The Japanese Experience: A Short History of Japan
Contemporary Review, Sept, 1999 by Raymond Lamont-Brown
W. G. Beasley. Weidenfeld & Nicholson. [pounds]20.00. 299 pages. ISBN 0-297-64308-8.
When I first began my own field studies of Japan, as an undergraduate in the late 1960s, I encountered a society that was more nishi no ho no (western) than its pure Chinese roots would have led the enquirer to expect. Yet a scratch or two beneath the surface of Japanese society showed, and still shows, how Japan has been influenced by concepts and customs, books and culture which came largely from its huge neighbour, via Korea.
Japan remains a country little touched by immigration, or emigration - for a long time it was a capital offence to quit Japan - and is largely homogenous. It was never conquered nor occupied in historic eras until the Allied Occupation of 1945-51 and retains an imperial monarchy which is the longest reigning in the world.
The Japanese have always prided themselves on their Kodoshugisha (Japan's Imperial Way - of doing things) policy. Though that brought them disaster during World War II, they still retain its spirit. The revealing of this, and what makes the Japanese Japanese, is the main theme of Professor Beasley's book.
As the Japanese did not have a serial chronology until modern times, W. G. Beasley, who was the Professor of the History of the Far East at the School of Oriental and African Studies, in the University of London from 1954 to 1983, has divided his history, as in western practice, into fourteen sections which can be easily digested separately or as a continuous read.
Professor Beasley begins with the earliest accounts of Japan's history as reflected in the legends expounded by the eighth-century chronicles, the Kojiki ('Record of Ancient Things') and the Nihon Shoki (bynamed Nihongi, 'The early Days of Japan'), to the arrival of Buddhism in the sixth century.
We see here how Japan developed from a primitive kingdom into a Chinese-based society, from culture to politics, although Beasley shows how the influence of China was thin outside the ancient capital (for a thousand years) of Kyoto.
From the eleventh century Chinese influence waned and the country began a protracted feudal period of historical eras wherein there were two rulers, a tenno (emperor) largely playing as puppet to the Sei-i-tai-shogun ('barbarian-subduing generalissimo').
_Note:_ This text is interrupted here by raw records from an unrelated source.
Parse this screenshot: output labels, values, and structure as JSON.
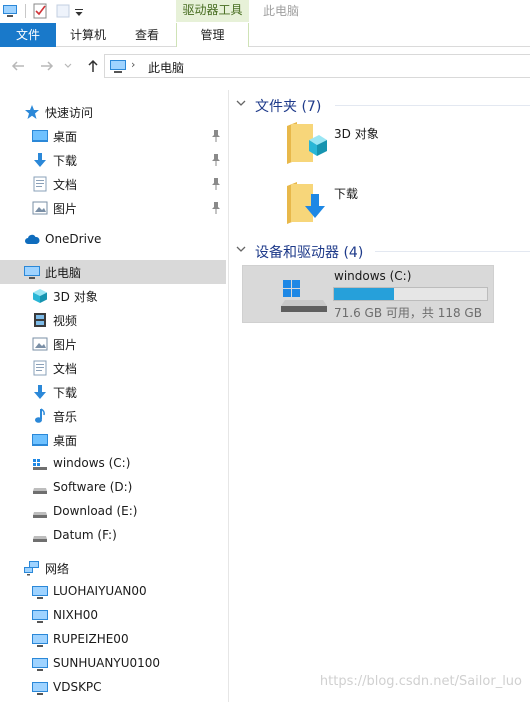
{
  "window": {
    "context_tab": "驱动器工具",
    "title": "此电脑"
  },
  "ribbon": {
    "tabs": [
      {
        "label": "文件"
      },
      {
        "label": "计算机"
      },
      {
        "label": "查看"
      },
      {
        "label": "管理"
      }
    ]
  },
  "address": {
    "path": "此电脑"
  },
  "nav_pane": {
    "quick_access": {
      "label": "快速访问",
      "items": [
        {
          "label": "桌面",
          "icon": "desktop-icon",
          "pinned": true
        },
        {
          "label": "下载",
          "icon": "download-icon",
          "pinned": true
        },
        {
          "label": "文档",
          "icon": "document-icon",
          "pinned": true
        },
        {
          "label": "图片",
          "icon": "picture-icon",
          "pinned": true
        }
      ]
    },
    "onedrive": {
      "label": "OneDrive",
      "icon": "cloud-icon"
    },
    "this_pc": {
      "label": "此电脑",
      "icon": "computer-icon",
      "items": [
        {
          "label": "3D 对象",
          "icon": "3d-objects-icon"
        },
        {
          "label": "视频",
          "icon": "video-icon"
        },
        {
          "label": "图片",
          "icon": "picture-icon"
        },
        {
          "label": "文档",
          "icon": "document-icon"
        },
        {
          "label": "下载",
          "icon": "download-icon"
        },
        {
          "label": "音乐",
          "icon": "music-icon"
        },
        {
          "label": "桌面",
          "icon": "desktop-icon"
        },
        {
          "label": "windows (C:)",
          "icon": "windows-drive-icon"
        },
        {
          "label": "Software (D:)",
          "icon": "drive-icon"
        },
        {
          "label": "Download (E:)",
          "icon": "drive-icon"
        },
        {
          "label": "Datum (F:)",
          "icon": "drive-icon"
        }
      ]
    },
    "network": {
      "label": "网络",
      "icon": "network-icon",
      "items": [
        {
          "label": "LUOHAIYUAN00",
          "icon": "computer-icon"
        },
        {
          "label": "NIXH00",
          "icon": "computer-icon"
        },
        {
          "label": "RUPEIZHE00",
          "icon": "computer-icon"
        },
        {
          "label": "SUNHUANYU0100",
          "icon": "computer-icon"
        },
        {
          "label": "VDSKPC",
          "icon": "computer-icon"
        }
      ]
    }
  },
  "content": {
    "folders_group": {
      "title": "文件夹 (7)",
      "items": [
        {
          "label": "3D 对象",
          "icon": "3d-objects-folder-icon"
        },
        {
          "label": "下载",
          "icon": "download-folder-icon"
        }
      ]
    },
    "drives_group": {
      "title": "设备和驱动器 (4)",
      "drive": {
        "name": "windows (C:)",
        "free_text": "71.6 GB 可用，共 118 GB",
        "used_fraction": 0.393,
        "bar_color": "#26a0da"
      }
    }
  },
  "watermark": "https://blog.csdn.net/Sailor_luo",
  "colors": {
    "file_tab": "#1979ca",
    "context_tab_bg": "#e7f1d8",
    "context_tab_text": "#486d21",
    "selected_bg": "#d9d9d9",
    "group_title": "#1e3a8a"
  }
}
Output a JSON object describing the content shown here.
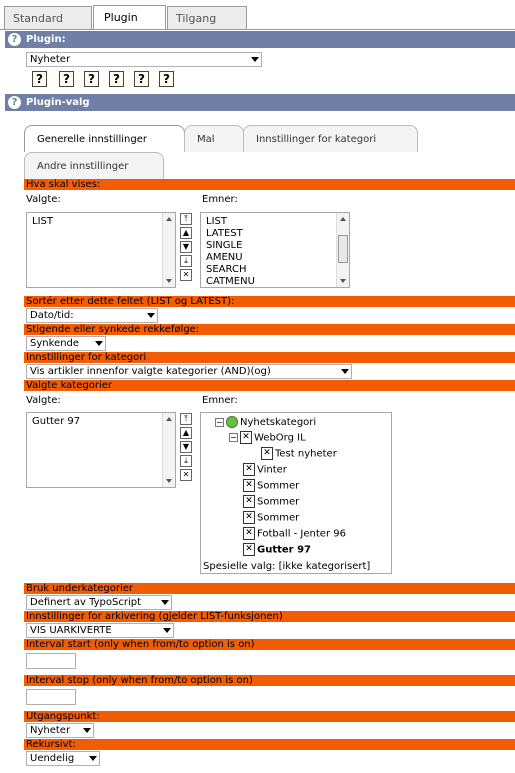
{
  "tabs": [
    "Standard",
    "Plugin",
    "Tilgang"
  ],
  "plugin_section": {
    "title": "Plugin:",
    "selected": "Nyheter",
    "help_icon_count": 6
  },
  "plugin_options_section": {
    "title": "Plugin-valg"
  },
  "subtabs": [
    "Generelle innstillinger",
    "Mal",
    "Innstillinger for kategori",
    "Andre innstillinger"
  ],
  "what_to_show": {
    "header": "Hva skal vises:",
    "selected_label": "Valgte:",
    "selected_items": [
      "LIST"
    ],
    "items_label": "Emner:",
    "items": [
      "LIST",
      "LATEST",
      "SINGLE",
      "AMENU",
      "SEARCH",
      "CATMENU"
    ]
  },
  "sort_field": {
    "header": "Sortér etter dette feltet (LIST og LATEST):",
    "value": "Dato/tid:"
  },
  "sort_order": {
    "header": "Stigende eller synkede rekkefølge:",
    "value": "Synkende"
  },
  "category_settings": {
    "header": "Innstillinger for kategori",
    "value": "Vis artikler innenfor valgte kategorier (AND)(og)"
  },
  "selected_categories": {
    "header": "Valgte kategorier",
    "selected_label": "Valgte:",
    "selected_items": [
      "Gutter 97"
    ],
    "items_label": "Emner:",
    "tree": [
      {
        "label": "Nyhetskategori",
        "level": 0,
        "bold": false
      },
      {
        "label": "WebOrg IL",
        "level": 1,
        "bold": false
      },
      {
        "label": "Test nyheter",
        "level": 2,
        "bold": false
      },
      {
        "label": "Vinter",
        "level": 1,
        "bold": false
      },
      {
        "label": "Sommer",
        "level": 1,
        "bold": false
      },
      {
        "label": "Sommer",
        "level": 1,
        "bold": false
      },
      {
        "label": "Sommer",
        "level": 1,
        "bold": false
      },
      {
        "label": "Fotball - Jenter 96",
        "level": 1,
        "bold": false
      },
      {
        "label": "Gutter 97",
        "level": 1,
        "bold": true
      }
    ],
    "special": "Spesielle valg: [ikke kategorisert]"
  },
  "use_subcategories": {
    "header": "Bruk underkategorier",
    "value": "Definert av TypoScript"
  },
  "archive_settings": {
    "header": "Innstillinger for arkivering (gjelder LIST-funksjonen)",
    "value": "VIS UARKIVERTE"
  },
  "interval_start": {
    "header": "Interval start (only when from/to option is on)",
    "value": ""
  },
  "interval_stop": {
    "header": "Interval stop (only when from/to option is on)",
    "value": ""
  },
  "starting_point": {
    "header": "Utgangspunkt:",
    "value": "Nyheter"
  },
  "recursive": {
    "header": "Rekursivt:",
    "value": "Uendelig"
  },
  "colors": {
    "section_bar": "#6f7fa6",
    "orange_bar": "#f25c05"
  }
}
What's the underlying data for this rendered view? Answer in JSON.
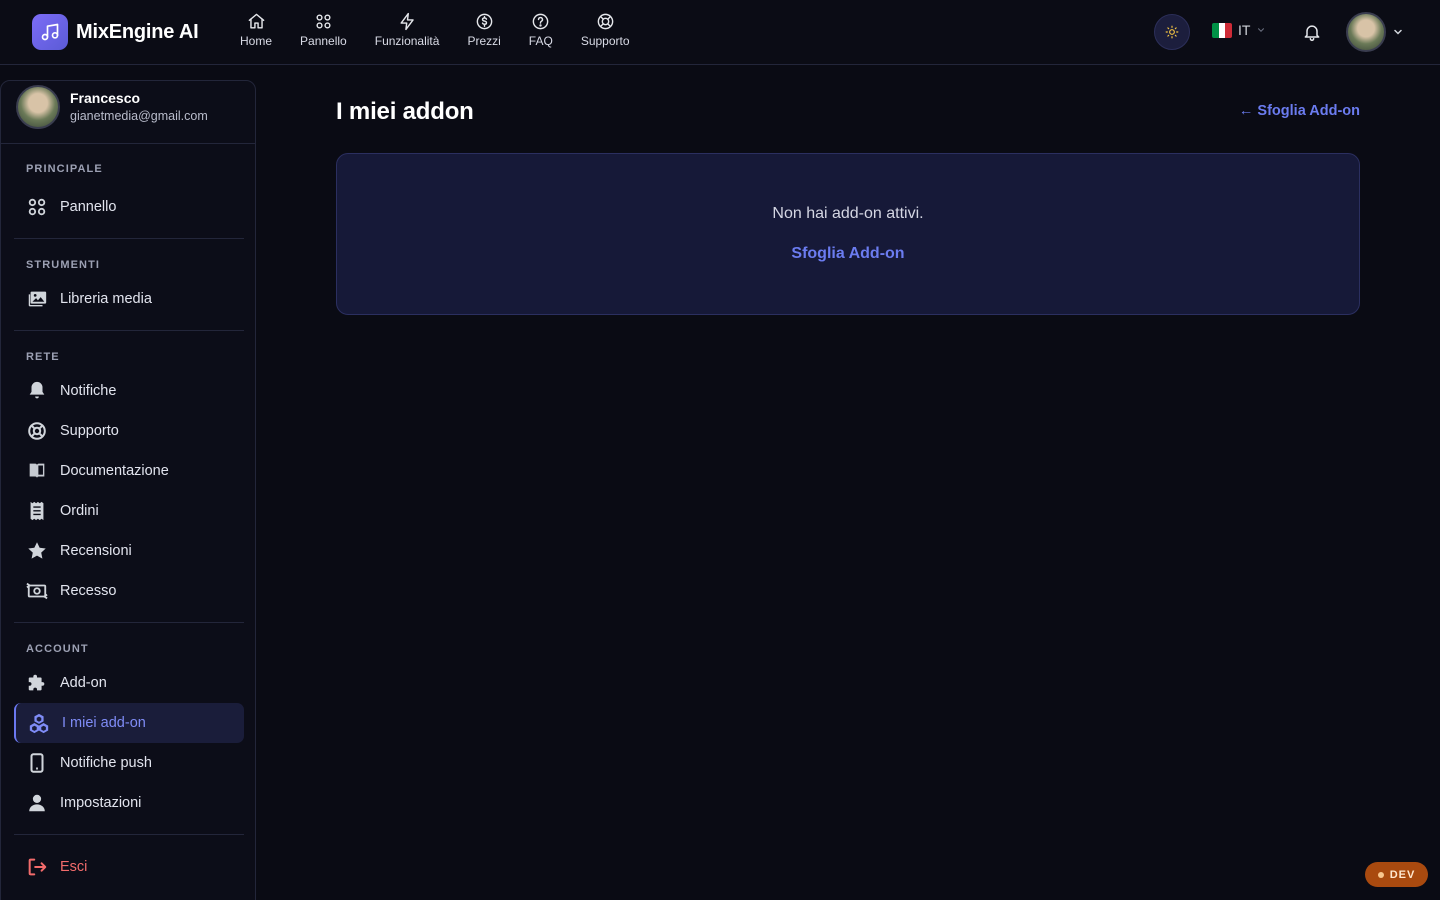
{
  "app": {
    "name": "MixEngine AI"
  },
  "nav": [
    {
      "label": "Home",
      "icon": "home-icon"
    },
    {
      "label": "Pannello",
      "icon": "grid-icon"
    },
    {
      "label": "Funzionalità",
      "icon": "bolt-icon"
    },
    {
      "label": "Prezzi",
      "icon": "dollar-icon"
    },
    {
      "label": "FAQ",
      "icon": "help-icon"
    },
    {
      "label": "Supporto",
      "icon": "lifebuoy-icon"
    }
  ],
  "header": {
    "language": "IT",
    "flag_colors": [
      "#009246",
      "#ffffff",
      "#ce2b37"
    ]
  },
  "user": {
    "name": "Francesco",
    "email": "gianetmedia@gmail.com"
  },
  "sidebar": {
    "sections": [
      {
        "title": "PRINCIPALE",
        "items": [
          {
            "label": "Pannello",
            "icon": "grid-icon"
          }
        ]
      },
      {
        "title": "STRUMENTI",
        "items": [
          {
            "label": "Libreria media",
            "icon": "media-library-icon"
          }
        ]
      },
      {
        "title": "RETE",
        "items": [
          {
            "label": "Notifiche",
            "icon": "bell-icon"
          },
          {
            "label": "Supporto",
            "icon": "lifebuoy-icon"
          },
          {
            "label": "Documentazione",
            "icon": "book-icon"
          },
          {
            "label": "Ordini",
            "icon": "receipt-icon"
          },
          {
            "label": "Recensioni",
            "icon": "star-icon"
          },
          {
            "label": "Recesso",
            "icon": "refund-icon"
          }
        ]
      },
      {
        "title": "ACCOUNT",
        "items": [
          {
            "label": "Add-on",
            "icon": "puzzle-icon"
          },
          {
            "label": "I miei add-on",
            "icon": "cubes-icon",
            "active": true
          },
          {
            "label": "Notifiche push",
            "icon": "mobile-icon"
          },
          {
            "label": "Impostazioni",
            "icon": "user-icon"
          }
        ]
      }
    ],
    "logout": {
      "label": "Esci",
      "icon": "logout-icon"
    }
  },
  "main": {
    "title": "I miei addon",
    "browse_link": "← Sfoglia Add-on",
    "empty_text": "Non hai add-on attivi.",
    "empty_link": "Sfoglia Add-on"
  },
  "badge": {
    "label": "DEV"
  },
  "colors": {
    "accent": "#6b7cf0",
    "danger": "#f26b6b",
    "background": "#0a0b14",
    "card": "#161938"
  }
}
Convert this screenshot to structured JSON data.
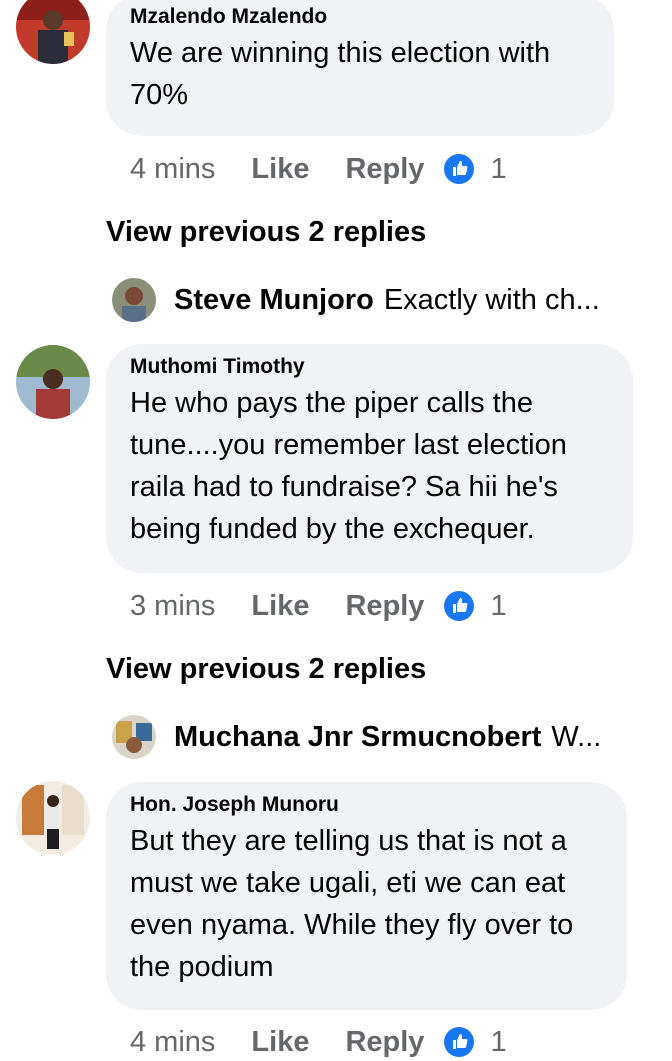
{
  "colors": {
    "bubble_bg": "#f0f2f5",
    "meta_text": "#65676b",
    "like_blue": "#1877f2"
  },
  "comments": [
    {
      "author": "Mzalendo Mzalendo",
      "text": "We are winning this election with 70%",
      "time": "4 mins",
      "like_label": "Like",
      "reply_label": "Reply",
      "reaction_icon": "like-reaction-icon",
      "reaction_count": "1",
      "view_previous": "View previous 2 replies",
      "latest_reply": {
        "author": "Steve Munjoro",
        "text": "Exactly with ch..."
      }
    },
    {
      "author": "Muthomi Timothy",
      "text": "He who pays the piper calls the tune....you remember last election raila had to fundraise? Sa hii he's being funded by the exchequer.",
      "time": "3 mins",
      "like_label": "Like",
      "reply_label": "Reply",
      "reaction_icon": "like-reaction-icon",
      "reaction_count": "1",
      "view_previous": "View previous 2 replies",
      "latest_reply": {
        "author": "Muchana Jnr Srmucnobert",
        "text": "W..."
      }
    },
    {
      "author": "Hon. Joseph Munoru",
      "text": "But they are telling us that is not a must we take ugali, eti we can eat even nyama. While they fly over to the podium",
      "time": "4 mins",
      "like_label": "Like",
      "reply_label": "Reply",
      "reaction_icon": "like-reaction-icon",
      "reaction_count": "1"
    }
  ]
}
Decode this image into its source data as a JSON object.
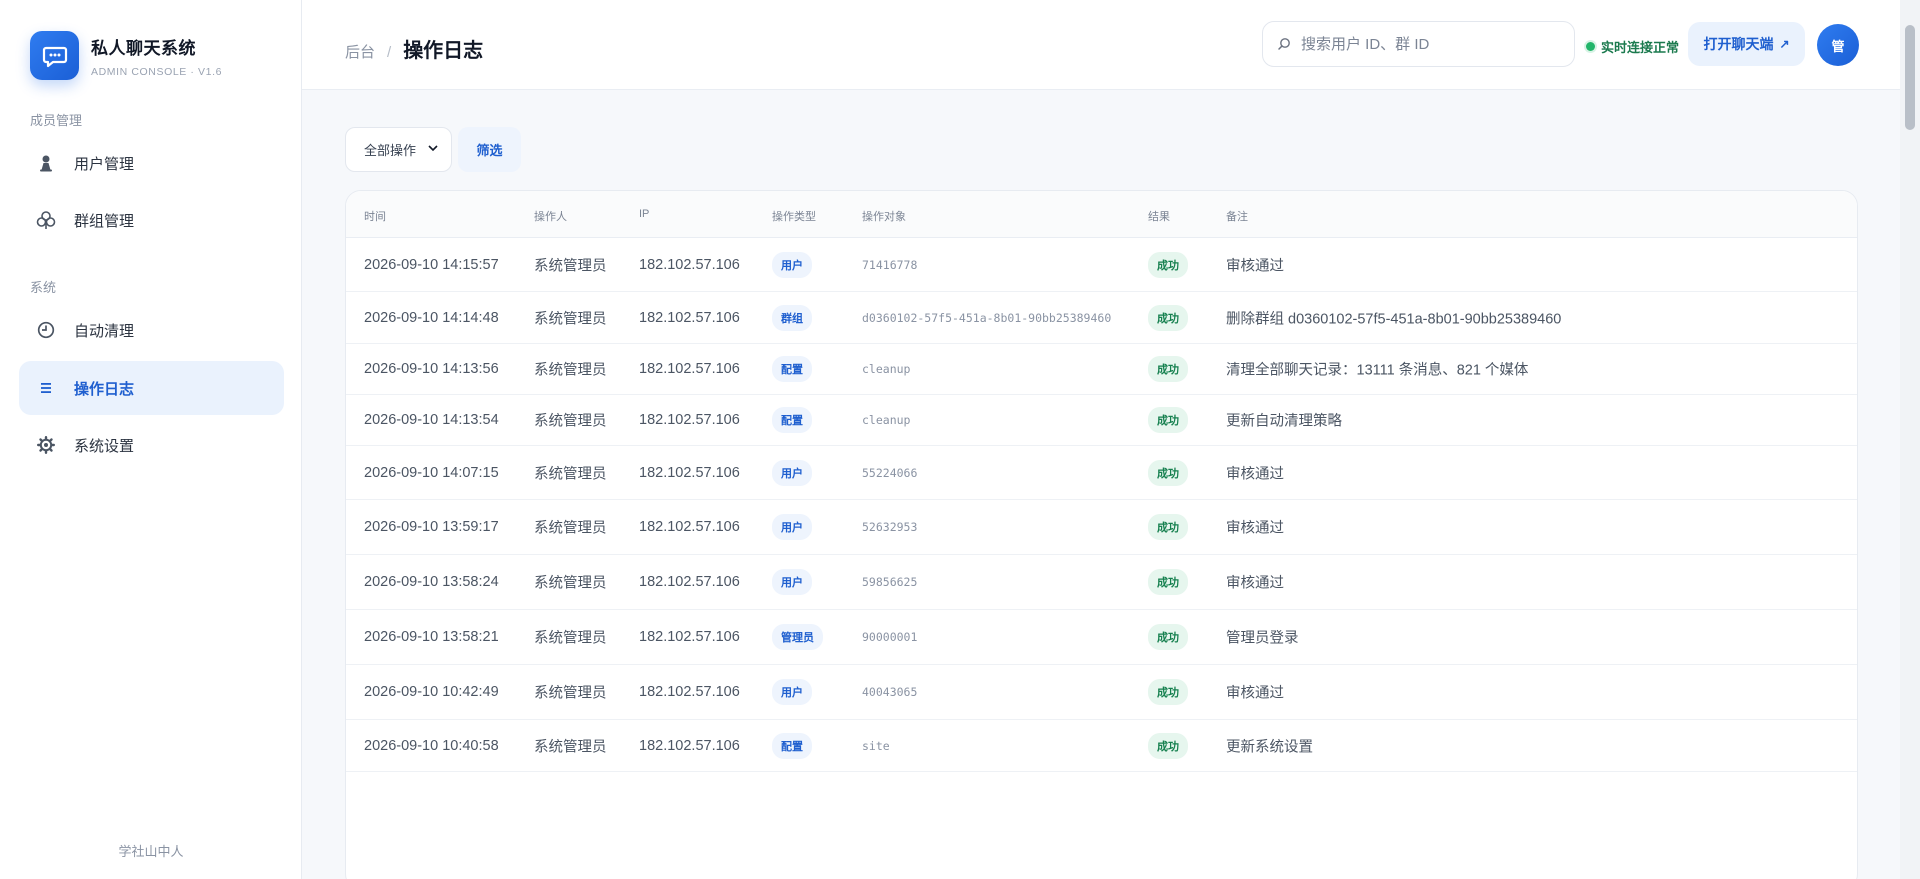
{
  "app": {
    "name": "私人聊天系统",
    "subtitle": "ADMIN CONSOLE · V1.6",
    "footer": "学社山中人"
  },
  "sidebar": {
    "sections": [
      {
        "label": "成员管理"
      },
      {
        "label": "系统"
      }
    ],
    "items": [
      {
        "label": "用户管理",
        "icon": "user-icon"
      },
      {
        "label": "群组管理",
        "icon": "group-icon"
      },
      {
        "label": "自动清理",
        "icon": "clock-icon"
      },
      {
        "label": "操作日志",
        "icon": "list-icon",
        "active": true
      },
      {
        "label": "系统设置",
        "icon": "gear-icon"
      }
    ]
  },
  "header": {
    "breadcrumb_parent": "后台",
    "breadcrumb_sep": "/",
    "title": "操作日志",
    "search_placeholder": "搜索用户 ID、群 ID",
    "status_text": "实时连接正常",
    "open_label": "打开聊天端",
    "open_arrow": "↗",
    "avatar_text": "管"
  },
  "filter": {
    "selected": "全部操作",
    "options": [
      "全部操作"
    ],
    "button_label": "筛选"
  },
  "table": {
    "columns": [
      "时间",
      "操作人",
      "IP",
      "操作类型",
      "操作对象",
      "结果",
      "备注"
    ],
    "rows": [
      {
        "time": "2026-09-10 14:15:57",
        "operator": "系统管理员",
        "ip": "182.102.57.106",
        "type": "用户",
        "target": " 71416778",
        "result": "成功",
        "note": "审核通过"
      },
      {
        "time": "2026-09-10 14:14:48",
        "operator": "系统管理员",
        "ip": "182.102.57.106",
        "type": "群组",
        "target": "d0360102-57f5-451a-8b01-90bb25389460",
        "result": "成功",
        "note": "删除群组 d0360102-57f5-451a-8b01-90bb25389460"
      },
      {
        "time": "2026-09-10 14:13:56",
        "operator": "系统管理员",
        "ip": "182.102.57.106",
        "type": "配置",
        "target": "cleanup",
        "result": "成功",
        "note": "清理全部聊天记录：13111 条消息、821 个媒体"
      },
      {
        "time": "2026-09-10 14:13:54",
        "operator": "系统管理员",
        "ip": "182.102.57.106",
        "type": "配置",
        "target": "cleanup",
        "result": "成功",
        "note": "更新自动清理策略"
      },
      {
        "time": "2026-09-10 14:07:15",
        "operator": "系统管理员",
        "ip": "182.102.57.106",
        "type": "用户",
        "target": " 55224066",
        "result": "成功",
        "note": "审核通过"
      },
      {
        "time": "2026-09-10 13:59:17",
        "operator": "系统管理员",
        "ip": "182.102.57.106",
        "type": "用户",
        "target": " 52632953",
        "result": "成功",
        "note": "审核通过"
      },
      {
        "time": "2026-09-10 13:58:24",
        "operator": "系统管理员",
        "ip": "182.102.57.106",
        "type": "用户",
        "target": " 59856625",
        "result": "成功",
        "note": "审核通过"
      },
      {
        "time": "2026-09-10 13:58:21",
        "operator": "系统管理员",
        "ip": "182.102.57.106",
        "type": "管理员",
        "target": " 90000001",
        "result": "成功",
        "note": "管理员登录"
      },
      {
        "time": "2026-09-10 10:42:49",
        "operator": "系统管理员",
        "ip": "182.102.57.106",
        "type": "用户",
        "target": " 40043065",
        "result": "成功",
        "note": "审核通过"
      },
      {
        "time": "2026-09-10 10:40:58",
        "operator": "系统管理员",
        "ip": "182.102.57.106",
        "type": "配置",
        "target": "site",
        "result": "成功",
        "note": "更新系统设置"
      }
    ]
  },
  "colors": {
    "accent": "#1f5fcf",
    "success": "#16804f",
    "status_dot": "#22b56a"
  }
}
Professor Beasley leads the reader through the beginning of Japanese feudalism, with its central administration of Japan under the Shoguns, the Bakufu, to the medieval culture 1200-1450, to the coming of the gaijin (foreigners) and the 'closing' of Japan 1500-1700, to the country's 'opening' to the West and the revolution known as the Meiji Restoration of 1868. The latter led to Japan's development as a world power, which was hijacked by militarists and led to the destruction of Dai Nippon Teikokku (Empire of Great Japan), which the politicians had intended would be the centre of the world.
Professor Beasley resists the temptation of closing his history with the surrender of the Japanese Imperial State aboard the USS Missouri in Tokyo Bay on 1 September 1945. Instead he takes a brief look at postwar Japan to show how the country emerged from the horrors of war into decades of 'economic miracle'.
In a volume such as this, where a 'once over lightly' approach is almost expected, Professor Beasley, has avoided the main traps of such a treatment and has provided an examination of a thousand years of Japanese history which is easy to absorb and handle. The text is supplemented with a glossary, a bibliography and guide to future reading, maps, and albeit humdrum plates. It is a volume to have alongside the plethora of books on the modern aspects of Japanese society as it helps to put the country within an international historical context.